I looked over Basquiat’s head at Coldwood, who was studying Van Gogh’s ever-cheerful sunflowers and didn’t meet my eye.

‘Ask her yourself,’ I suggested.

‘In good time. I’m just asking you if you’re happy with your alibi, from a structural point of view. Is it fit for purpose, Castor? Will it take the strain?’

I looked her in the eye. ‘Alibi?’ I repeated, as if it was a word I’d never heard before.

‘If you were down in South London that night, you might not want to tell us about it.’

‘I can’t even remember the last time I was south of the river,’ I said. ‘Well, I mean before this thing broke.’

‘Days? Weeks? Months?’

‘Months. Must have been.’

‘How many months?’

‘At least six.’

Basquiat didn’t answer, but she did finally unzip the document wallet. On top of the papers inside was a small stack of A4-sized photographs, one of which she held up for me to see. It was a grainy enlargement from a badly framed original, taken at night without a flash but with some kind of light-enhancement technique that made everything into an over-contrasted soot-and-chalk cartoon. It showed a white Bedford van, stationary at a traffic light. Someone had drawn a ring around the registration plate in thick black marker.

Basquiat flicked that photo down onto my bedsheets like a blackjack dealer, revealing the second one behind it. This was a zoom in from the previous image, focusing on the driver. He was hunched over the wheel, squinting sideways at the red light that had stopped him in his tracks as though he could make it turn green just by facing it down. The resolution was surprisingly good: it was me at the wheel, beyond any reasonable shadow of a doubt. Basquiat dealt me that one too and showed me the third: a close-up on my face, the image looking a little washed out and raggedy-edged this time. So did I, for that matter. My mother would have said ‘Poor Felix!’ by automatic reflex.

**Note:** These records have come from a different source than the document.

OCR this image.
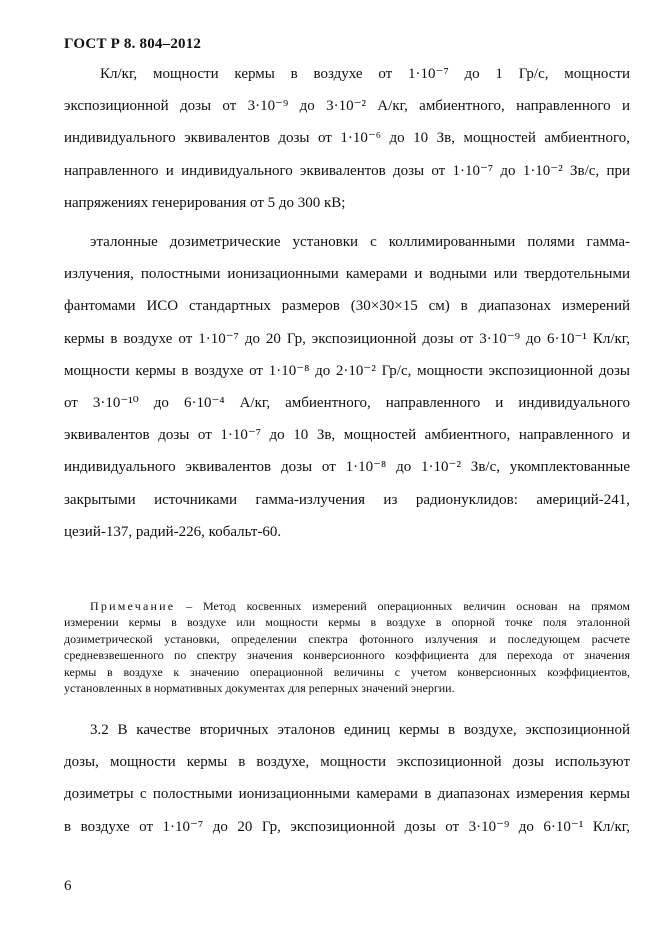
ГОСТ Р 8. 804–2012
Кл/кг, мощности кермы в воздухе от 1·10⁻⁷ до 1 Гр/с, мощности
экспозиционной дозы от 3·10⁻⁹ до 3·10⁻² А/кг, амбиентного, направленного и
индивидуального эквивалентов дозы от 1·10⁻⁶ до 10 Зв, мощностей амбиентного,
направленного и индивидуального эквивалентов дозы от 1·10⁻⁷ до 1·10⁻² Зв/с, при
напряжениях генерирования от 5 до 300 кВ;
эталонные дозиметрические установки с коллимированными полями гамма-
излучения, полостными ионизационными камерами и водными или твердотельными
фантомами ИСО стандартных размеров (30×30×15 см) в диапазонах измерений
кермы в воздухе от 1·10⁻⁷ до 20 Гр, экспозиционной дозы от 3·10⁻⁹ до 6·10⁻¹ Кл/кг,
мощности кермы в воздухе от 1·10⁻⁸ до 2·10⁻² Гр/с, мощности экспозиционной дозы
от 3·10⁻¹⁰ до 6·10⁻⁴ А/кг, амбиентного, направленного и индивидуального
эквивалентов дозы от 1·10⁻⁷ до 10 Зв, мощностей амбиентного, направленного и
индивидуального эквивалентов дозы от 1·10⁻⁸ до 1·10⁻² Зв/с, укомплектованные
закрытыми источниками гамма-излучения из радионуклидов: америций-241,
цезий-137, радий-226, кобальт-60.
Примечание – Метод косвенных измерений операционных величин основан на прямом
измерении кермы в воздухе или мощности кермы в воздухе в опорной точке поля эталонной
дозиметрической установки, определении спектра фотонного излучения и последующем расчете
средневзвешенного по спектру значения конверсионного коэффициента для перехода от значения
кермы в воздухе к значению операционной величины с учетом конверсионных коэффициентов,
установленных в нормативных документах для реперных значений энергии.
3.2 В качестве вторичных эталонов единиц кермы в воздухе, экспозиционной
дозы, мощности кермы в воздухе, мощности экспозиционной дозы используют
дозиметры с полостными ионизационными камерами в диапазонах измерения кермы
в воздухе от 1·10⁻⁷ до 20 Гр, экспозиционной дозы от 3·10⁻⁹ до 6·10⁻¹ Кл/кг,
6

‘Speed camera?’ I asked, conversationally.

‘Do you see any motion blur? Bus-lane camera, Castor. St George’s Road, Elephant and Castle. You tried to overtake a truck in the left-hand lane and got caught by the red at just the wrong moment. This was three weeks ago. The night of the third. ‘

I handed her the first two photos back. Might as well keep the whole set together.

‘Okay,’ I said. ‘You got me. Being vague on dates isn’t evidence of murder, though.’

‘No, just of having something you needed to lie about. We traced the reg back to a dodgy little runt in Cheshunt. Name of Packer. The worst kind of dodgy little runt, in a lot of ways — the kind that’s on parole, and caves in at the first whiff of a search warrant. He was telling us first of all that he’d hired the van out to a Greek gentleman named Economides. But I reminded him that every time a lag on probation actively colludes in a criminal enterprise, a fairy dies. After that he was only too happy to put your name in the frame.’

Thanks, Packer, I thought sourly. I owe you one, mate. But hard on the heels of that thought came the twin realisations that he didn’t have any choice and it didn’t make any difference. Once they had the van they had as much supporting evidence as they liked. My fingerprints would be all over it in any case. Basquiat had found a smoking pistol — but it was the wrong pistol, and the wrong crime. Looking for evidence that I’d tried to murder Kenny, she’d found the trail that linked me to Rafi’s escape.

I waited for her to tell me I had the right to remain silent, but she didn’t seem in any hurry to wrap this up.

‘So what were you doing in Elephant and Castle at half past midnight?’ she asked sarcastically. ‘Getting into line early for the tropical house? Or crossing over into South London by a route that wasn’t the shortest line between your gaff and Seddon’s?’